A Confederação do Desporto de Portugal vai reiterar ao Governo a necessidade de formar um grupo de trabalho com técnicos da Direção-Geral da Saúde (DGS), tendo em vista a retoma das competições desportivas, revelou esta quarta-feira o presidente do organismo.

Contactado pela Lusa, Carlos Paula Cardoso explicou que essa é a principal proposta que a Confederação (CDP) pretende levar à audiência urgente que solicitou à Secretaria de Estado da Juventude e do Desporto (SEJD) e sublinhou que ainda se está a tempo de criar o grupo “para que se encontrem as melhores soluções”, no âmbito da pandemia de covid-19.

O presidente do CDP assinalou que a interpretação das orientações da DGS, feita e comunicada às federações pelo Gabinete do Secretário de Estado da Juventude e do Desporto, João Paulo Rebelo, é diferente da leitura da Confederação e esse é, também, um dos pontos que motivaram o pedido de audiência com caráter de urgência.

“Temos um documento da DGS que informa os trâmites necessários para cada um poder realizar competições, mas as leituras são diversas.
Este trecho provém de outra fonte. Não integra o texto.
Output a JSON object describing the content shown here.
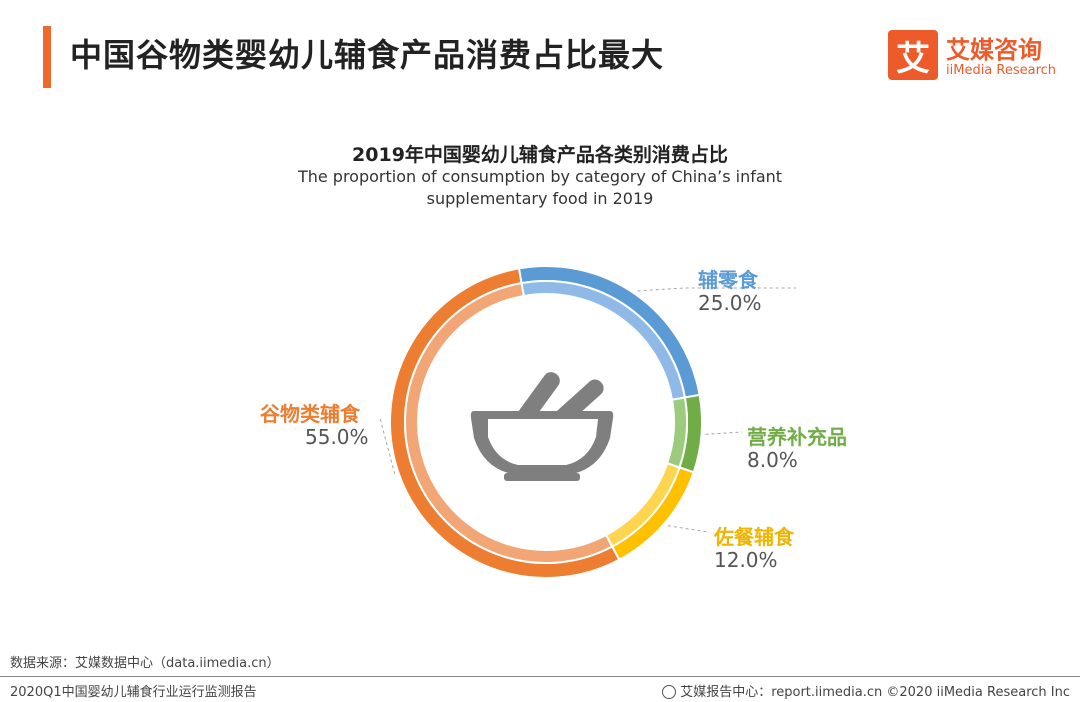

O problema é que solicitámos em devido tempo um grupo de trabalho com elementos das federações e da DGS para elaborar as normas. Se tivéssemos tido essas reuniões, agora não estávamos nestas interpretações”, lamentou Carlos Paula Cardoso.

O dirigente referiu, várias vezes, que é necessário “bom senso” de todas as partes para definir “as melhores soluções” para a retoma da atividade desportiva após a paragem motivada pela covid-19 e lembrou que tal como “o país não pode confinar como fez em março, também o desporto não pode parar”.

“Está em causa a sobrevivência de várias modalidades desportivas. As dificuldades que são colocadas nos desportos de alto risco invalidam, em muitos casos, a sua realização, porque os custos inerentes são muito elevados. Muitos deles não têm capacidade para cumprir as orientações divulgadas pela DGS, portanto temos de encontrar soluções”, disse o presidente da CDP.

A Direção-Geral da Saúde (DGS) atualizou na terça-feira as normas para a retoma das competições de modalidades desportivas coletivas, incluindo o râguebi e os desportos de contacto no grupo de alto risco.

A atualização das normas permite a retoma de modalidades como o futebol não profissional, andebol, futsal, basquetebol, voleibol e hóquei em patins, encarregando as federações e os clubes de avaliarem o risco de contágio pela covid-19 e de "elaborar um regulamento específico para a prática desportiva, em contexto de treino e em contexto competitivo, de acordo com a estratificação de risco da modalidade".

Além do râguebi, estão incluídos no grupo de alto risco de contágio os desportos de contacto, entre os quais o judo, e modalidades como o polo aquático e a ginástica acrobática.

As modalidades incluídas no grupo de alto risco devem, ao abrigo das normas da DGS, realizar testes até 48 horas antes da competição, dos quais estão dispensadas as modalidades do grupo de médio risco, sempre que se trate de treinos ou "competições entre equipas de zona(s) sem transmissão comunitária ativa".

A DGS obriga a que as modalidades de médio risco realizam testes aleatórios até 48 horas antes da competição, sempre que as equipas compitam em zonas de transmissão comunitária ativa da doença.

Portugal contabiliza pelo menos 1.806 mortos associados à covid-19 em 56.274 casos confirmados de infeção, segundo o último boletim da DGS.